Sei diventato una super star seppur mantenendo un profilo basso. Come ti spieghi questo successo e quali pensi siano i giovani europei destinati a diventare le nuove stelle della Ryder?
Ho sempre pensato ad essere me stesso, fuori e dentro al campo. La gente mi ama perché evidentemente si rendono conto che sono una persona semplice, uno di loro.
Noi abbiamo una grande missione come uomini di sport, dare l’esempio a milioni di ragazzi, e non solo quelli innamorati di golf. Quindi essere per loro un punto di riferimento mi inorgoglisce e mi responsabilizza allo stesso tempo. Riguardo alle nuove generazioni, l’Europa è di fronte a un cambio generazionale importante.
Quella di quest’anno era una squadra in cui, chi come me o più di me aveva già vissuto la Ryder, ha cercato di tramandare ai nuovi i valori e l’eredità di leggende come Seve. È stato molto bello vedere come i veterani, a partire da Luke Donald, abbiamo sin dal primo giorno cercato di far entrare in sintonia i rookie lavorando su questo concetto. E non è scontato in uno sport come il nostro che è per natura individuale ma loro si sono calati perfettamente nella realtà di una squadra che in una settimana è diventata una vera grande famiglia.
Credo che abbiamo posto solide basi per una nuova epoca del Team Europe, sono convinto che molti di questi ragazzi li rivedremo anche nelle prossime 3/4 edizioni.
Ci hai raccontato il Connected Golf e quanto lo ritieni utile per il gioco ma, parlando di orologi, sei anche un collezionista?
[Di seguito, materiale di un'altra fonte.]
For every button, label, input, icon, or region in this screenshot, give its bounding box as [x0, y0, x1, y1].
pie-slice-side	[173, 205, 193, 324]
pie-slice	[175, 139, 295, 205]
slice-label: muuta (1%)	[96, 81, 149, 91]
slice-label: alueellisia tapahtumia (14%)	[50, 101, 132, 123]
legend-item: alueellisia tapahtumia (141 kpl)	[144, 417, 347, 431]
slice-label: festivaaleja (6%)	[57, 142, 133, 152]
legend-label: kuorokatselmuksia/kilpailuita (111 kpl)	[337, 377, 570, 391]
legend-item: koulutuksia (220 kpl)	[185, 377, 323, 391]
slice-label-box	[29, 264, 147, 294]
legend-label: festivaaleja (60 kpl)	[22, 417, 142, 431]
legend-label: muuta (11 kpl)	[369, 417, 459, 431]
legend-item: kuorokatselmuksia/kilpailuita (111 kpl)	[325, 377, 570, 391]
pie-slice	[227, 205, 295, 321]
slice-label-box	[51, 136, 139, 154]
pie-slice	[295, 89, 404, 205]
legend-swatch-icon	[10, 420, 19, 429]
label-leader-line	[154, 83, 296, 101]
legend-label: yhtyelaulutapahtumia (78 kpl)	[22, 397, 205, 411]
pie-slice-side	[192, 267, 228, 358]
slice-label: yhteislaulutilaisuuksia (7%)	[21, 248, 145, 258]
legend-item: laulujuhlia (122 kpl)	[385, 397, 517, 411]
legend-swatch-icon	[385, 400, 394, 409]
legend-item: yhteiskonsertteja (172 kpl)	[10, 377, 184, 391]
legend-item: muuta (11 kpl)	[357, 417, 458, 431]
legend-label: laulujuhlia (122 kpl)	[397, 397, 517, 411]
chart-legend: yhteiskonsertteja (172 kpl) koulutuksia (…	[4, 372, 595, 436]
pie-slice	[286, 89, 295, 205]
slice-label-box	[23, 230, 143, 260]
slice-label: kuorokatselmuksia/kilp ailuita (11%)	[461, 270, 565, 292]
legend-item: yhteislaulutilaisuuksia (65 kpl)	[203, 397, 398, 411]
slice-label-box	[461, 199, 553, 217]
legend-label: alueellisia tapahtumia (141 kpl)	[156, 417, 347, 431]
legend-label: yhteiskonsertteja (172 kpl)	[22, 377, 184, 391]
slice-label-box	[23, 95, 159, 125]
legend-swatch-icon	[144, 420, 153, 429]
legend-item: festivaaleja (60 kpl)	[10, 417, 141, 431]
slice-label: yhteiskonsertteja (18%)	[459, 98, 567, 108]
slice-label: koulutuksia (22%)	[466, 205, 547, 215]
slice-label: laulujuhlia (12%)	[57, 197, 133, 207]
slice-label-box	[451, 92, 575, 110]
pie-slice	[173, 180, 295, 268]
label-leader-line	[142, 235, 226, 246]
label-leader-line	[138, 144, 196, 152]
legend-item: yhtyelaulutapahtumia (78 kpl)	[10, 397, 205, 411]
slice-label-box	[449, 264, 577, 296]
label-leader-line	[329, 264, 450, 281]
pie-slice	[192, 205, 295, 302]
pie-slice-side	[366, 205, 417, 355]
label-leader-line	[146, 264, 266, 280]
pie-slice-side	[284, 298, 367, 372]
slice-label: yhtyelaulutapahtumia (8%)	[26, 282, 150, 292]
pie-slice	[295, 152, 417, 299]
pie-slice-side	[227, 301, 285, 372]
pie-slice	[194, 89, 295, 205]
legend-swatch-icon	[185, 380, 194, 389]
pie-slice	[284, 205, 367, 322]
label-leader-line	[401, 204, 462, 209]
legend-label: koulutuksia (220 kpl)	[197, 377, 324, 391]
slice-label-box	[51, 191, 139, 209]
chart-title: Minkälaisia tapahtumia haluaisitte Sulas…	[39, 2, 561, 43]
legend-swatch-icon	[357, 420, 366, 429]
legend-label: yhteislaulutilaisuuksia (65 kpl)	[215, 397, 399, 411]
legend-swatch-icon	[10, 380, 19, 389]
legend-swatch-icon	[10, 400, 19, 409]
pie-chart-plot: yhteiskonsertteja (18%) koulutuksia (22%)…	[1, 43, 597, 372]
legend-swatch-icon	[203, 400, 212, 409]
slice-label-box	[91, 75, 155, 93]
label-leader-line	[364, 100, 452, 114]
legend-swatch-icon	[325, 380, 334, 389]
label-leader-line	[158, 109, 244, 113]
Mi sto appassionando al mondo dell’alta orologeria sempre di più. Da quando ho iniziato a collaborare con TAG Heuer nel 2021 ho una nuova visione sul settore, mi piace vedere come vengono prodotti certi modelli, delle vere e proprie opere d’arte, e sono attento alle nuove uscite. Il Connected Golf è uno smartwatch di lusso con il DNA TAG Heuer, brand che produce alcuni degli orologi sportivi più iconici al mondo. Una passione che certamente continuerò a coltivare da qui in avanti.
Quest’anno sei andato vicino a ottenere nuovi importanti titoli, tra cui anche il tuo primo major. L’obiettivo numero uno resta la Claret Jug?
Chiaramente vincere un major, e soprattutto la Claret Jug per me che sono britannico, è uno dei miei obiettivi principali ma non è un’ossessione. Ogni volta che inizia una stagione e mi avvicino ai major cerco nella mia testa una nuova storia per motivarmi.
Nel 2024 l’Open Championship si giocherà a Troon e l’ultima volta che si disputò lì, nel 2016, fu uno dei momenti più bassi della mia carriera. Era un periodo davvero difficile al punto che stavo pure considerando se continuare o meno a competere. Giocai malissimo il torneo e non passai il taglio. Ora pensando a dove sono e a quello che ho fatto da lì a oggi mi dico: è ora di chiudere il cerchio e vincere, proprio a Troon, il mio primo major.
È una tecnica che utilizzo per motivarmi di fronte a un appuntamento importante e anche l’occasione per ricordarmi che attraverso il lavoro, la tenacia e la sofferenza sono riuscito a lasciarmi alle spalle quel periodo e ritrovare il sorriso e il mio gioco”.
Ti vedi nel ruolo di capitano di Ryder Cup in futuro?
Certamente è qualcosa che mi piacerebbe fare un domani ma oggi ho ancora molta voglia di giocare la Ryder da protagonista in campo e per molto tempo. Per ora ascolto, osservo e apprendo dai capitani che ho avuto, un ruolo non certo semplice e di grande responsabilità dove devi essere in grado di toccare sempre le corde giuste nel momento giusto.
Cosa pensiamo di Donald? Che è stato una guida fantastica, sotto ogni punto di vista, e che se sarà possibile lo vorremmo anche tra due anni a New York. Perché no, non si dice del resto squadra che vince non si cambia? Noi dodici giocatori di sicuro faremo di tutto per esserci ancora una volta.